Maalesef medyanın büründüğü hal, yaşadığımız çağda genellikle bundan ibaret. Bazı kesimlerin işine yarayacak olan yalanları, insanlara doğruymuş gibi pazarlamaya çalışmak.
Her neyse, biz meseleye geri dönelim. Bu kimseler Filistin'in aslında sol kesimin meselesi olduğu, İslami kesimin sonradan çıktığı, solcuların Filistin meselesini çok iyi temsil ettiği, başarıya ulaştırdığı, insan haklarına çok saygılı oldukları gibi saçmalıkları dillendirdiler. Bunlardan hangisini düzeltmek lazım bilemiyorum.
Filistin'de İngiliz işgaline ve Siyonizm'e karşı direnişin büyük bir İslam önderi olan Şeyh İzzeddin el Kassam tarafından başlatıldığı gibi mesela. Ki Şeyh El Kassam İngilizler tarafından savaş sırasında öldürülmüş ve Filistin mücadelesine devam eden örgütlenmesi "Kassâmiyyûn" ismini kullanmaya başlamıştır.

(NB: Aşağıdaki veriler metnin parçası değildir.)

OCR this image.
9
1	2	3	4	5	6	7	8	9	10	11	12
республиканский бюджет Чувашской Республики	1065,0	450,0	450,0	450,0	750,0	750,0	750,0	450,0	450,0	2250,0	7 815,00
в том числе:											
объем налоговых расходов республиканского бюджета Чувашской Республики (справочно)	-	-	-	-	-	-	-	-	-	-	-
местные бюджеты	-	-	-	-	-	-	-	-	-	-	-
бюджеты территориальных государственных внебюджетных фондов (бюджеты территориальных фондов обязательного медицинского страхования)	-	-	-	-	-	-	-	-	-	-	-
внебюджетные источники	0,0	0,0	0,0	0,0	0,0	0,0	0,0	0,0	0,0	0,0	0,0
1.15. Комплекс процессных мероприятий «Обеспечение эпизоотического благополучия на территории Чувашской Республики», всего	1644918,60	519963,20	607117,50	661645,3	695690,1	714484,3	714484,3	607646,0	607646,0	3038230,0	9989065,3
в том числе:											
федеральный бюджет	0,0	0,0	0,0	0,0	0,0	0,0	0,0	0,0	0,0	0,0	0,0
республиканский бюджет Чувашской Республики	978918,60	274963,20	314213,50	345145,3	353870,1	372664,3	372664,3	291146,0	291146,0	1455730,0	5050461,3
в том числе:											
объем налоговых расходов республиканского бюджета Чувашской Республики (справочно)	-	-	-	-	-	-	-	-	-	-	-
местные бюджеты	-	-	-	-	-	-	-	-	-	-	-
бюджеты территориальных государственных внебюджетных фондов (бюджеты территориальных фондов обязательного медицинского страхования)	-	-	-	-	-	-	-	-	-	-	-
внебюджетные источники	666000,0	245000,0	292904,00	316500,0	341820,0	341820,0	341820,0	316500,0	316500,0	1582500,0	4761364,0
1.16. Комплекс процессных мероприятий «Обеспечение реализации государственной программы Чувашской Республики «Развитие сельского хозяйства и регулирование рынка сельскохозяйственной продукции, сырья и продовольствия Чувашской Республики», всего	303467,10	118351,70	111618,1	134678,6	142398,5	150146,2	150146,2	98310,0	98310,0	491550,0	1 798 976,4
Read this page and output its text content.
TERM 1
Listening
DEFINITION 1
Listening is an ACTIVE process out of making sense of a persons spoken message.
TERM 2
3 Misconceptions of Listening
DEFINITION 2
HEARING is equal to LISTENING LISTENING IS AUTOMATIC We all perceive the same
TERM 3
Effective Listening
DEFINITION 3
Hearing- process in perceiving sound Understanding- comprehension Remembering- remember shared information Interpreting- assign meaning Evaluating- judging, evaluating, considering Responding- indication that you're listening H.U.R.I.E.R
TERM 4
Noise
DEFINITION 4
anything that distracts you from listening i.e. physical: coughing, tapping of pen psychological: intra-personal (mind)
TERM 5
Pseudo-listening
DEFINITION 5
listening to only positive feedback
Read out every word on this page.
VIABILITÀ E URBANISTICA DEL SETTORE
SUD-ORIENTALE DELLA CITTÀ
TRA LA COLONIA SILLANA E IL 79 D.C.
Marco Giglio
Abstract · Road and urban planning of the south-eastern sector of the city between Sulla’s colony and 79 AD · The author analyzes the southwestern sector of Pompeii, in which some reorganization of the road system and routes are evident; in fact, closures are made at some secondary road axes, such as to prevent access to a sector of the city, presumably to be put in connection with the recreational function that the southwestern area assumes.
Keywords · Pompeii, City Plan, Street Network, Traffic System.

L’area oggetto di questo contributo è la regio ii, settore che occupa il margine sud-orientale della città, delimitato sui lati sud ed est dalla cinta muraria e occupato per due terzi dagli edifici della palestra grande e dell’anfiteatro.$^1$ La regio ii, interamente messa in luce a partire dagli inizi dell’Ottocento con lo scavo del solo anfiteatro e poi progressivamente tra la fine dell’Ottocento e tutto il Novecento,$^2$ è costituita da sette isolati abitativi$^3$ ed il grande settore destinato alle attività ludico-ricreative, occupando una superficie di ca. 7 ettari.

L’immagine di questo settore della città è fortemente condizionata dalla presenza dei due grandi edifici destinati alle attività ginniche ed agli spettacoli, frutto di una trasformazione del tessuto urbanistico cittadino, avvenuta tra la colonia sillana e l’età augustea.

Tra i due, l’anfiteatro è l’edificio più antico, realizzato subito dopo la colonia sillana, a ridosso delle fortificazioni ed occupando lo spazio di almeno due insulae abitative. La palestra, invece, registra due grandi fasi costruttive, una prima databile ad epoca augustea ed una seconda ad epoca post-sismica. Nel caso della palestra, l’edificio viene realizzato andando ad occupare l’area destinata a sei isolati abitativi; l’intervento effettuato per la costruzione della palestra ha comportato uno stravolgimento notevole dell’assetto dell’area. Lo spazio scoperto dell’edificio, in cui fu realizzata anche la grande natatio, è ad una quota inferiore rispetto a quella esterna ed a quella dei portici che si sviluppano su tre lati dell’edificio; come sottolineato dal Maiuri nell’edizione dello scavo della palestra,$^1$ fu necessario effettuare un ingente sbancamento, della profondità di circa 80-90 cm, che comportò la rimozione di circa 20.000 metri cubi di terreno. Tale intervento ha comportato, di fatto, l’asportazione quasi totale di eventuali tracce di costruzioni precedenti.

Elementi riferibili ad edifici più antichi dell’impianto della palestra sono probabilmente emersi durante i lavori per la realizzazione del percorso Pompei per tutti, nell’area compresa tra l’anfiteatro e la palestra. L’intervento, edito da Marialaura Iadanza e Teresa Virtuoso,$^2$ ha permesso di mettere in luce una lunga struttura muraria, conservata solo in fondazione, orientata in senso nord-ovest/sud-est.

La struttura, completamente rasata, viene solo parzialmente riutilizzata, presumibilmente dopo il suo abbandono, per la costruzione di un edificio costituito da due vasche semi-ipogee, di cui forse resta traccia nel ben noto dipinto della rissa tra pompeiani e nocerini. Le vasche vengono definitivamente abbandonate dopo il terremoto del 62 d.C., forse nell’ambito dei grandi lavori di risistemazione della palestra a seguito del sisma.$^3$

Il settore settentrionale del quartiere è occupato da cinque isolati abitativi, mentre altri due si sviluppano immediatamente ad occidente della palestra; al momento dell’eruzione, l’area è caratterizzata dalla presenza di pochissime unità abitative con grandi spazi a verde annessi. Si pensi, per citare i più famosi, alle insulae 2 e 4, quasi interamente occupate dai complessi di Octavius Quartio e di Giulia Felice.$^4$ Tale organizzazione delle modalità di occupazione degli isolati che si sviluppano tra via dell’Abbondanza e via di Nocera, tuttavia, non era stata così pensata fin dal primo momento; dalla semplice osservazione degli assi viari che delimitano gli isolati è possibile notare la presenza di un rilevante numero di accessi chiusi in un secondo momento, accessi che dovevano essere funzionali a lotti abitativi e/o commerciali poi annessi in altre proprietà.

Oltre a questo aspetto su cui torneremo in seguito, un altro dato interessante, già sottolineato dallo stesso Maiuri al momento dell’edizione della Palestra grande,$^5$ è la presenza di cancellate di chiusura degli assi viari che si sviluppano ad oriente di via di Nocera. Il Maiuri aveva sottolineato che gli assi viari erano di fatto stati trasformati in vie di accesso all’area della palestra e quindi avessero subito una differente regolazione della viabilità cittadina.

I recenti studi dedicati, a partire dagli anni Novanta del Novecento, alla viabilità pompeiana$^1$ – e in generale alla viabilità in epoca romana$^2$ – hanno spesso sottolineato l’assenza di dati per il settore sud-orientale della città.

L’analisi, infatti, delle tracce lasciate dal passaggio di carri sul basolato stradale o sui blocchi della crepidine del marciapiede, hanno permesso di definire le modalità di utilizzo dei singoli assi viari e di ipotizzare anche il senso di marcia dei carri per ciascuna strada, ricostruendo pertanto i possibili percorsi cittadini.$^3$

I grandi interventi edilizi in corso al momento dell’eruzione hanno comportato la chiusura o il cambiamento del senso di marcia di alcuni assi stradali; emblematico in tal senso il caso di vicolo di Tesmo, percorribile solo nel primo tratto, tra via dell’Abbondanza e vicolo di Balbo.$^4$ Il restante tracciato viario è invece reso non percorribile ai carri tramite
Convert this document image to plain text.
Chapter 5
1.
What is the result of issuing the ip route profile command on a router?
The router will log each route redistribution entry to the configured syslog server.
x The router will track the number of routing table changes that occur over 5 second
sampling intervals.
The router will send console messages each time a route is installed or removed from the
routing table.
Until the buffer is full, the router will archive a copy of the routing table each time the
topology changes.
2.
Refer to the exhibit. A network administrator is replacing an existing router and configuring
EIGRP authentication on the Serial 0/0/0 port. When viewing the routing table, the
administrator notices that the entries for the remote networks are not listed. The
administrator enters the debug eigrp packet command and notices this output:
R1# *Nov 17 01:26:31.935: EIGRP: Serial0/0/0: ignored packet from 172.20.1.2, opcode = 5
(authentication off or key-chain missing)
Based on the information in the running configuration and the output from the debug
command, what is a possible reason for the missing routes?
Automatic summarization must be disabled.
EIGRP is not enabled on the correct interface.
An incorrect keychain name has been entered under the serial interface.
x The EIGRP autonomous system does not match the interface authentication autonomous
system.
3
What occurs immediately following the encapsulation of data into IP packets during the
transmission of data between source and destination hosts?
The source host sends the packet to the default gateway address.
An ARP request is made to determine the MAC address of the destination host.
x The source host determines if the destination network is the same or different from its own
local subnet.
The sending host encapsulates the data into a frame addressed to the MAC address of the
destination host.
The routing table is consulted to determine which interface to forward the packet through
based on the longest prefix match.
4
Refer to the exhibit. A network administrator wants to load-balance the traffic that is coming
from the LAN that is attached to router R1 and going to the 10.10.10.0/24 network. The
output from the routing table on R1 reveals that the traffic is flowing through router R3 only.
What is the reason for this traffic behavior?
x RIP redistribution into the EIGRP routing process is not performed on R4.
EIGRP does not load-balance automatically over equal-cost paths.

İlerleyen yıllarda da Müslümanlar, (bu köşe yazarlarının tabiriyle İslamcılar) Filistin meselesinde başat aktör olmaya devam etmiştir.
"Solcu Filistin"e övgü
Bir de elbette, sol yapılanmaların adeta bir barış meleği gibi tasvir edilmesi durumu var.
Örneğin bu kişilerin hedefindeki Hamas hareketi Filistin dışında hiçbir bölgede saldırı yapmamış, dünyada kamuoyunun tepkisini çekecek saldırılardan kaçınmış, Filistin'de de İsrailli yerleşimcileri doğrudan hedef alan saldırılarda sol örgütler kadar "aktif" olmamıştır.
Sol yapıların karnesine bakacak olursak ise dünyanın birçok yerinde "sivil" kabul edilen hedeflere yönelik saldırılar, uçak kaçırmalar, Avrupa'daki saldırılar gibi birçok eylem gözümüze çarpar. Bu kişilerin elbette bu eylemleri bilmemesi mümkün değildir. Bu tarz eylemler dünyanın daha çok tepkisini çekecek ve Filistin meselesinin imajını zedeleyecek eylemlerdir aslında. Ancak İslam'a ve Müslümanlara karşı nefretin gözünü kör ettiği insanlar için bunu görmek pek de mümkün değildir.
Hakikatle değil propagandayla meşgul olan bu insanların, Filistin meselesinde gelinen noktadan kimin sorumlu olduğunu görmemesi de normaldir. Filistin Kurtuluş Örgütü ve El Fetih'in İsrail ile anlaşma yapması, Yaser Arafat ve ardından gelen Mahmud Abbas'ın Filistin'e yaptıklarını görmek de çok kolaydır aslında.
Fakat derdi Filistin olmayan, İslam'a ve Müslümanlara karşı nefretini her fırsatta kusmak isteyen bu zevat, bu bariz hakikatleri göremeyecek kadar kördür.
Ne derler bilirsiniz. "Görmek istemeyenden daha kör bir kimse yoktur."